Topchubashov Rashid bey Alimardan bey oglu (October 26, 1901, Tbilisi – December 17, 1927, Paris) — one of the students studied abroad with the state sponsorship, according to a special decision of the Parliament of the Azerbaijan Democratic Republic, secretary of the delegation for the Government of Azerbaijan at the Paris Peace Conference (1919-1920). Son of Alimardan bey Topchubashov.

== Life ==
Topchubashov Rashid Bey Alimardan Bey was born on October 26, 1901, in Tbilisi. He studied at the Baku Real School from September 1910 to April 1918.

In 1919, he was the personal secretary of the chairman of the Azerbaijani delegation sent to the Paris Peace Conference.

In August 1919, his mother Pari khanim Topchubashova wrote a letter to the Ministry of Public Education of the Azerbaijani Democratic Republic to include Rashid Bey in the list of students sent abroad for higher education at the expense of the government. She mentioned in her letter that Rashid Bey was in Paris and entered the pension.
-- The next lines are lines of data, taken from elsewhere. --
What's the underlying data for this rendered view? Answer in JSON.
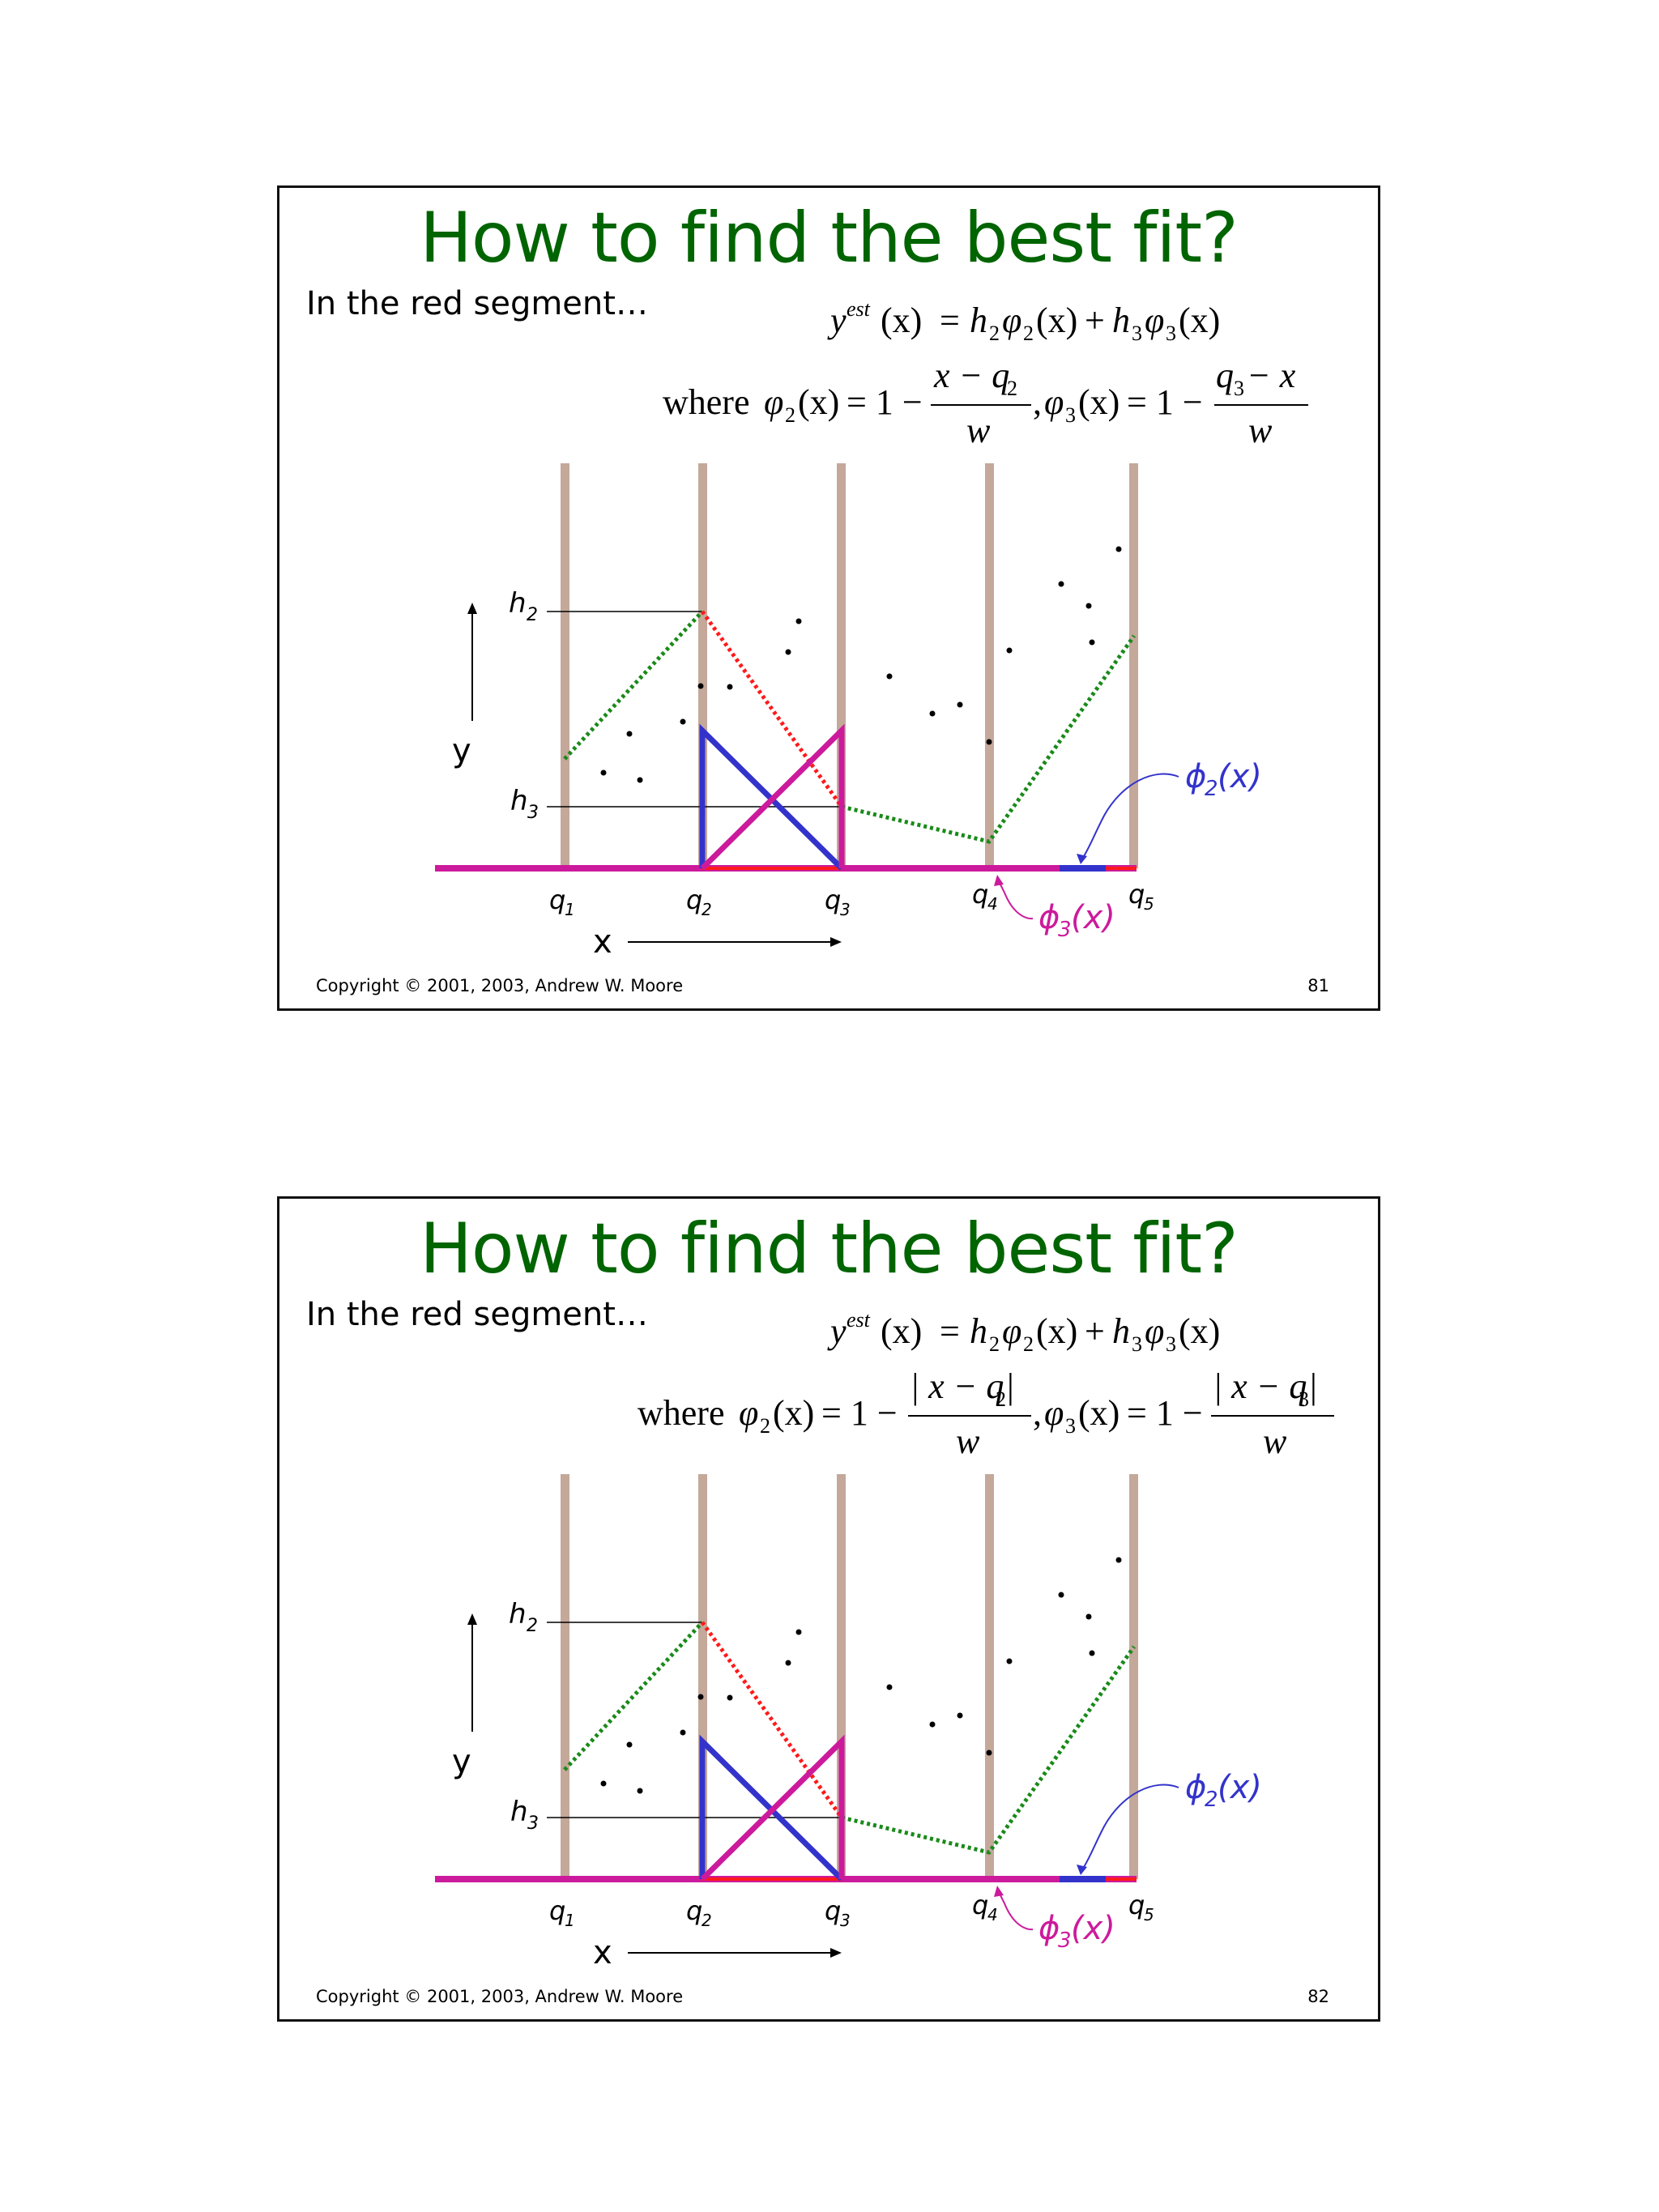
{
  "slides": [
    {
      "title": "How to find the best fit?",
      "intro": "In the red segment…",
      "formula_1": {
        "lhs_y": "y",
        "lhs_sup": "est",
        "lhs_arg": "(x)",
        "equals": "=",
        "t1_h": "h",
        "t1_h_sub": "2",
        "t1_phi": "φ",
        "t1_phi_sub": "2",
        "t1_arg": "(x)",
        "plus": "+",
        "t2_h": "h",
        "t2_h_sub": "3",
        "t2_phi": "φ",
        "t2_phi_sub": "3",
        "t2_arg": "(x)"
      },
      "formula_2": {
        "where": "where",
        "phi2": "φ",
        "phi2_sub": "2",
        "phi2_arg": "(x)",
        "eq1": "= 1 −",
        "num1_a": "x − q",
        "num1_sub": "2",
        "num1_b": "",
        "den1": "w",
        "comma": ",",
        "phi3": "φ",
        "phi3_sub": "3",
        "phi3_arg": "(x)",
        "eq2": "= 1 −",
        "num2_a": "q",
        "num2_sub": "3",
        "num2_b": " − x",
        "den2": "w"
      },
      "plot": {
        "y_label": "y",
        "x_label": "x",
        "h2": "h",
        "h2_sub": "2",
        "h3": "h",
        "h3_sub": "3",
        "knots": [
          {
            "q": "q",
            "sub": "1"
          },
          {
            "q": "q",
            "sub": "2"
          },
          {
            "q": "q",
            "sub": "3"
          },
          {
            "q": "q",
            "sub": "4"
          },
          {
            "q": "q",
            "sub": "5"
          }
        ],
        "phi2_label": "ϕ",
        "phi2_label_sub": "2",
        "phi2_label_arg": "(x)",
        "phi3_label": "ϕ",
        "phi3_label_sub": "3",
        "phi3_label_arg": "(x)"
      },
      "copyright": "Copyright © 2001, 2003, Andrew W. Moore",
      "page": "81"
    },
    {
      "title": "How to find the best fit?",
      "intro": "In the red segment…",
      "formula_1": {
        "lhs_y": "y",
        "lhs_sup": "est",
        "lhs_arg": "(x)",
        "equals": "=",
        "t1_h": "h",
        "t1_h_sub": "2",
        "t1_phi": "φ",
        "t1_phi_sub": "2",
        "t1_arg": "(x)",
        "plus": "+",
        "t2_h": "h",
        "t2_h_sub": "3",
        "t2_phi": "φ",
        "t2_phi_sub": "3",
        "t2_arg": "(x)"
      },
      "formula_2": {
        "where": "where",
        "phi2": "φ",
        "phi2_sub": "2",
        "phi2_arg": "(x)",
        "eq1": "= 1 −",
        "num1_a": "| x − q",
        "num1_sub": "2",
        "num1_b": " |",
        "den1": "w",
        "comma": ",",
        "phi3": "φ",
        "phi3_sub": "3",
        "phi3_arg": "(x)",
        "eq2": "= 1 −",
        "num2_a": "| x − q",
        "num2_sub": "3",
        "num2_b": " |",
        "den2": "w"
      },
      "plot": {
        "y_label": "y",
        "x_label": "x",
        "h2": "h",
        "h2_sub": "2",
        "h3": "h",
        "h3_sub": "3",
        "knots": [
          {
            "q": "q",
            "sub": "1"
          },
          {
            "q": "q",
            "sub": "2"
          },
          {
            "q": "q",
            "sub": "3"
          },
          {
            "q": "q",
            "sub": "4"
          },
          {
            "q": "q",
            "sub": "5"
          }
        ],
        "phi2_label": "ϕ",
        "phi2_label_sub": "2",
        "phi2_label_arg": "(x)",
        "phi3_label": "ϕ",
        "phi3_label_sub": "3",
        "phi3_label_arg": "(x)"
      },
      "copyright": "Copyright © 2001, 2003, Andrew W. Moore",
      "page": "82"
    }
  ],
  "colors": {
    "title": "#006400",
    "knot_bar": "#c4a89a",
    "baseline": "#cc1a9c",
    "red_segment": "#ff1a1a",
    "green_dotted": "#1a8a1a",
    "phi2_blue": "#3333cc",
    "phi3_magenta": "#cc1a9c"
  }
}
He wanted to get higher education in history-philology or technical specialty. After the application was accepted, Rashid Bey was also among the students of the Republic.

After the collapse of the Republic of Azerbaijan, the state stipend was also cut. After Red Army invasion of Azerbaijan, the report of the special representative sent abroad by the Council of People's Commissars in 1921-1922 to investigate the situation of Azerbaijani students studying abroad at the expense of the state showed that Topchubashov successfully continued his education. It was also mentioned here that Rashid Bey Topchubashov refused to accept the scholarship provided by Soviet Azerbaijan despite his poor financial situation.